The part were the OP keeps contradicting himself when it comes to the topic of “wanting to believe”. He will equivocably say (to all atheist objectors) that he does not want to necessarily believe but is open to all options.

He is what is called in a crisis of faith. He is seriously questioning what he believes in so far and he must explore all the possibilities including the existance of God. Something has made him call into question something he has believed in for a very long time. If the possibility of the existance of God is really that non-existant, then he wouldnt be questioning his non-belief of an imgainary entity.
reminds me of a line said by Jack Palance when he played Atilla the hun,

“I dont believe in GOD!!.. but i respect his lightning…”

Sure, I believe in life after death because I have seen it. I used to be an agnostic before my experience. It won’t take a thousand years for time to tell, maybe 20 or 30.

When Dr. Raymond Moody wrote his first book, over 30 years ago, until now much research has been done. This research has all pointed in the direction of life after death.

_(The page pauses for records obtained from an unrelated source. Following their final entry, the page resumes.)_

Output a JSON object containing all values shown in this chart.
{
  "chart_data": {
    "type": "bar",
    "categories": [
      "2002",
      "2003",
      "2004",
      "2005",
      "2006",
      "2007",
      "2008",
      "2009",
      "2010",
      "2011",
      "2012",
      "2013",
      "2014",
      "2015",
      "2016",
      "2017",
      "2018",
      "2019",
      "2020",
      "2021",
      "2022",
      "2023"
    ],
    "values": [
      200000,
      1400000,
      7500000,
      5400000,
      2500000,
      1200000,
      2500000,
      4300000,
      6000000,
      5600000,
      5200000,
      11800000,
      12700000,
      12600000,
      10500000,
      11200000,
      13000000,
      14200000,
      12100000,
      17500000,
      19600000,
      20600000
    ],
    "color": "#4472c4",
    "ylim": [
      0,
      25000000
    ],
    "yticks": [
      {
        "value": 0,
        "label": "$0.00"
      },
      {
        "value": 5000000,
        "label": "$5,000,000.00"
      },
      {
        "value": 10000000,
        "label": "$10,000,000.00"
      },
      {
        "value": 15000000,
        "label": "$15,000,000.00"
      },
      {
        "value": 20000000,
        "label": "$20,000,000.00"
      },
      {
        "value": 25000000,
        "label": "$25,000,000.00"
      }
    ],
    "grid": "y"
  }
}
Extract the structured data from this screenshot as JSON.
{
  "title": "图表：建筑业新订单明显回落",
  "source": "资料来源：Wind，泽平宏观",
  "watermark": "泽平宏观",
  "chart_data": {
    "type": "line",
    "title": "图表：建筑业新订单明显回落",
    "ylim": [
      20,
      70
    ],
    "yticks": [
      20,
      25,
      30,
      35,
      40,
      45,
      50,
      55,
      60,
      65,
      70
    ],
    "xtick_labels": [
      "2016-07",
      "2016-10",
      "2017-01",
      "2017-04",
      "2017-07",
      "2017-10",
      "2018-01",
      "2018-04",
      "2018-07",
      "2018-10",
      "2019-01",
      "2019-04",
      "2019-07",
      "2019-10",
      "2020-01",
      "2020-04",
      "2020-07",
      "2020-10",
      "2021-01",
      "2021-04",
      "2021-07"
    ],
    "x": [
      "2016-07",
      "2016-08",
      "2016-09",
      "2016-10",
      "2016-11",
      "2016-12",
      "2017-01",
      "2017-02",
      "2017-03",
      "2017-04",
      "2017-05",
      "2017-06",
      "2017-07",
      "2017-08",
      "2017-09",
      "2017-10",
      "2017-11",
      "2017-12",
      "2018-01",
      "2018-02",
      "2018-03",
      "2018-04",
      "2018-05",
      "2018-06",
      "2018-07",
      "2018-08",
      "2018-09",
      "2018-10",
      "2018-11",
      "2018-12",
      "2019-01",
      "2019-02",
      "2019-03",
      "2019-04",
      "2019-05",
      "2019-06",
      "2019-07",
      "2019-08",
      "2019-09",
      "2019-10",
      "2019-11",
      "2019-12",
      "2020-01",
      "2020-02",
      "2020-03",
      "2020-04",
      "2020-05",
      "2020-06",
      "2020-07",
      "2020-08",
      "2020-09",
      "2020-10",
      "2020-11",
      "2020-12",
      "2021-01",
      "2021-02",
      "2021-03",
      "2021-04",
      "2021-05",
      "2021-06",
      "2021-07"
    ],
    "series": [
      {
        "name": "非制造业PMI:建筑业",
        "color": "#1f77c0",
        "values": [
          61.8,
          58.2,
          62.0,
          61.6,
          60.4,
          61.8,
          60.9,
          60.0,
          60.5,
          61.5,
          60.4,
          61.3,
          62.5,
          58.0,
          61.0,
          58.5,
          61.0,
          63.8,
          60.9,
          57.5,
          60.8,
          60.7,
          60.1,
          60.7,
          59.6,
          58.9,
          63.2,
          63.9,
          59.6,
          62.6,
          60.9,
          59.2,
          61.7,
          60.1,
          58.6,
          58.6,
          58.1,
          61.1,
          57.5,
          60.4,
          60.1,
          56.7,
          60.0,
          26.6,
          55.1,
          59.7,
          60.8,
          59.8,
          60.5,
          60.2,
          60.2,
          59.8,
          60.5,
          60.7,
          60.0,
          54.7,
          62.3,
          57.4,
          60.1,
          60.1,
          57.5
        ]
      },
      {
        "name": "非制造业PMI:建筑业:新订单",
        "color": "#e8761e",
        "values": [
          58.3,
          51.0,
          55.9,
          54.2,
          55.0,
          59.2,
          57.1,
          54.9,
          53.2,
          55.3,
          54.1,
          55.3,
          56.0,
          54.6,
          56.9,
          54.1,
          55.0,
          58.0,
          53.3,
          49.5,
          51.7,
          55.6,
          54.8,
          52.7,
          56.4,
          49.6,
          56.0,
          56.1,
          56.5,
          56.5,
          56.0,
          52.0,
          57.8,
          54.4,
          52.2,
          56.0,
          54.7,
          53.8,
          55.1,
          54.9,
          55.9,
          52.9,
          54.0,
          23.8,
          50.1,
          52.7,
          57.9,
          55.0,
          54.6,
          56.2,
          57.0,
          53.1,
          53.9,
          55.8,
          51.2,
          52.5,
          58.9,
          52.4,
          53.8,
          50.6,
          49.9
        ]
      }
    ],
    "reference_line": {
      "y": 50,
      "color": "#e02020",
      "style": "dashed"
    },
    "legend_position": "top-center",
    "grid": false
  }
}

Studies of the brain do nothing to prove different.

http://story.news.yahoo.com/news?tmpl=story&cid=624&ncid=624&e=1&u=/ap/20030804/ap_on_sc/exp_brain_atlas

That all brains are unique further support the life after death theme. Our brains are controlled by our spirit, so no two are alike.

I do thank you for your kindness.

Love
Leroy

He didn’t contradict himself, he just clarified what he was after. X-slayer, you seem to have some sort of delusion that the atheists in this thread are trying to steal Motpott’s soul. If your belief in God is that strong, surely it shouldn’t bother you so much for him to get the whole picture. You should chill out - this is a forum for reasoned discourse, not to induct people into your religion.